レゾナックは11月15日、半導体材料の生産や出荷などに関する情報の一元管理・可視化を目的に、サプライチェーン・マネジメントシステムの構築を進めていることを発表した。
半導体材料12カテゴリーについて既に7カテゴリーの運用を開始し、残り5カテゴリーについても来年度末までに開始予定。半導体が経済安全保障の観点から重要物資に位置づけられるなか、サプライヤーからお客さまに至るサプライチェーン上のリスクの早期検知や複数拠点間での連携強化による生産ラインの効率的稼働を目指す。
近年、経済安全保障の観点から重要物資に位置づけられる半導体は、そのサプライチェーンがグローバルに広がっているため、地政学的対立などによるサプライチェーンの途絶リスクが顕在化している。一方で、サプライチェーン全体でのCO2削減や労働環境改善などへの対応も必要になっている。
こうした中、同社では製品を安定供給し且つ競争力を維持・強化していくために、サプライチェーン・マネジメントシステムの構築を進めている。今回の取り組みは、経済産業省の「デジタル技術を活用したサプライチェーンの高度化支援事業」に採択された。
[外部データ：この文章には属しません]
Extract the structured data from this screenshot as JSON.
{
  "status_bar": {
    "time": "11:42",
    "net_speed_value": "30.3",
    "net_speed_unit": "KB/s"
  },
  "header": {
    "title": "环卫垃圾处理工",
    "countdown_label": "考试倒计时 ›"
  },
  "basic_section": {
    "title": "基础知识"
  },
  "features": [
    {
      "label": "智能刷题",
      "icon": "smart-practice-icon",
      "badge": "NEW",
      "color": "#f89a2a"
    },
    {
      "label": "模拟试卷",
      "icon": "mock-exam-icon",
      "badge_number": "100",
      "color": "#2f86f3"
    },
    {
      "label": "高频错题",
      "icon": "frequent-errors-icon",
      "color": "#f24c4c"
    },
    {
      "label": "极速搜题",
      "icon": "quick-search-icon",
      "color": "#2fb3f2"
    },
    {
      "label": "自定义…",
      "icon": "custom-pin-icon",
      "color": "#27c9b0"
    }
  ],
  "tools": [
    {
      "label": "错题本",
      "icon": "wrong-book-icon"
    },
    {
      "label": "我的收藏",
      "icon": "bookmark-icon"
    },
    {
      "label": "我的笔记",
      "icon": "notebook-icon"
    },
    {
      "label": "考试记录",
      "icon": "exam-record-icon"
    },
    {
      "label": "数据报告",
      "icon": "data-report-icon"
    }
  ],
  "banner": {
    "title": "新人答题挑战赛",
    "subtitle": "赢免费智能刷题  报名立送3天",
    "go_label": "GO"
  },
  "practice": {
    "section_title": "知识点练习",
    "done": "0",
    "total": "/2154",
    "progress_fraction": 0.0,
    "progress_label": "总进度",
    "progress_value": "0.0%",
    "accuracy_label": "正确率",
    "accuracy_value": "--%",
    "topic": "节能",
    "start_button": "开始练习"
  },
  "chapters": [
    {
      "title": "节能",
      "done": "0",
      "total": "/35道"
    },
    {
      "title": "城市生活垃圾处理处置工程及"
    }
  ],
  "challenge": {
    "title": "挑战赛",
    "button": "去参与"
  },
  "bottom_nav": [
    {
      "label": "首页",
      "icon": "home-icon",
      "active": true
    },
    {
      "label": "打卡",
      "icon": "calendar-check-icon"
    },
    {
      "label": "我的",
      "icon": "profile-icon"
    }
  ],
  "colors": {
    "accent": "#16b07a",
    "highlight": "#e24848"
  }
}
同システムは、製品や用途ごとの在庫、販売データなどをクラウド上で管理し、ユーザーはアプリから各情報にアクセスし、データの入力を行える。また、製造のプロセス条件やCO2排出量、製品品質から作業者の労働状態にいたるまで、各要素をデジタル化しモニタリングする。
これにより、市場環境や社会情勢によるサプライチェーン上のリスクを早期に検知できるほか、拠点ごとの生産状況を把握して各拠点の稼働を適切にコントロールし、必要に応じて複数拠点間で生産をカバーし合うことで、顧客のニーズへの迅速な対応やリードタイムの短縮などを見込んでいる。加えて、近年顧客らから求められるケースが増えている、環境負荷の情報開示や強制労働などの人権侵害を行っていないことの保証などについても、同システムの導入により迅速に対応できるようになる見込み。
今後も同社は、調達から生産、デリバリーにいたる情報を可視化して一元管理することで、リスク対応を含めた事業判断のスピード向上、事業最適化を進めていく。